Royal Short, Archbold High School principal, said the high school and Northwest State Community College are working together to provide students an opportunity to earn high school and college credit at AHS.
Currently, AHS students can attend classes at NSCC through the PSEO, or postsecondary enrollment option program. However, PSEO students must attend classes on the Northwest State campus.
Many leave school during the day to travel to the community college.
Speaking to the Archbold Area School Board at its Monday, Oct. 22 meeting, Short said the new program would allow students to earn NSCC credit, without having to leave campus.
He said there are students who don’t want to leave the high school environment, but want the opportunity to earn college credits.
The first class being developed is Composition 1, a first college writing class. Short said Comp 1 was chosen because almost every major requires the basic writing class.

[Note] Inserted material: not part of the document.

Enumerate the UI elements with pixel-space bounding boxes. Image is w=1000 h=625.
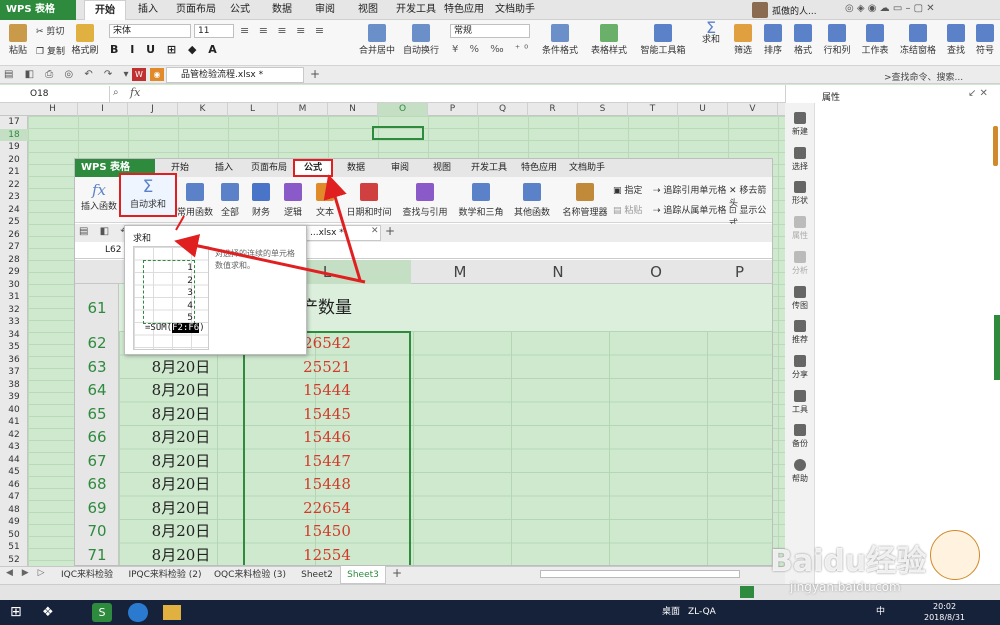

Three AHS teachers are designing the course, he said.
By next semester, they should be ready to offer the course on a pilot basis.
By working with NSCC, there will be no cost to the school district, but students may have to pay a small fee.
Other classes that could be taught on a dual-enrollment basis include Accounting 1 and Computer-Aided Design, or CAD.
The program is a win for the school district and the college, he said.
He said school officials involved in similar programs advised that AHS should not restrict itself to working with one college or university.
Ben Gericke, a seventhgrade science teacher at Archbold Middle School, and Eli Miller, one of his students, gave a presentation on the use of small “netbook” computers in the classroom.
Gericke told board members he has 25 of the small computers in his classroom, which students may check out during the day but not take home.
Miller said students work in class on the machines four out of five days per week.
Students work on assignments and projects, uploading projects to the Internet using a web-based service called Moodle. Other students, teachers, and parents can view student projects over the Internet.
For example, students were asked to write an answer to the question, “Does air have weight?”
Gericke reviewed the answers. If they answer the question correctly, they can move on to the next topic. If not, he works out a lesson plan to illustrate the point.
“It’s a good gauge of what they did and did not know,” he said.
Brent Gnagey, district technology director, said the philosophy at the middle school is to use the best tool for the grade level.
“Moodle works well for the seventh-eighth grade level. It’s matching the right tool at the right time,” Gnagey said.
He now has 210 of the small computers, “but two of them are sick.”
Michelle Bagrowski, district curriculum director, said there are 51 students enrolled in Archbold R.O.C.K.S., which is now in its sixth week.
R.O.C.K.S. stands for Recreation, Opportunity, Community, Knowledge, and Success.
It’s a before- and afterschool program offered to students.
At the program’s first family night, 73 people were in attendance.
Students have built kites from scratch, and are learning to play chess. Soon, they will begin working with robotics.
“It’s going well,” Bagrowski said. “It’s nice to see the kids come in.”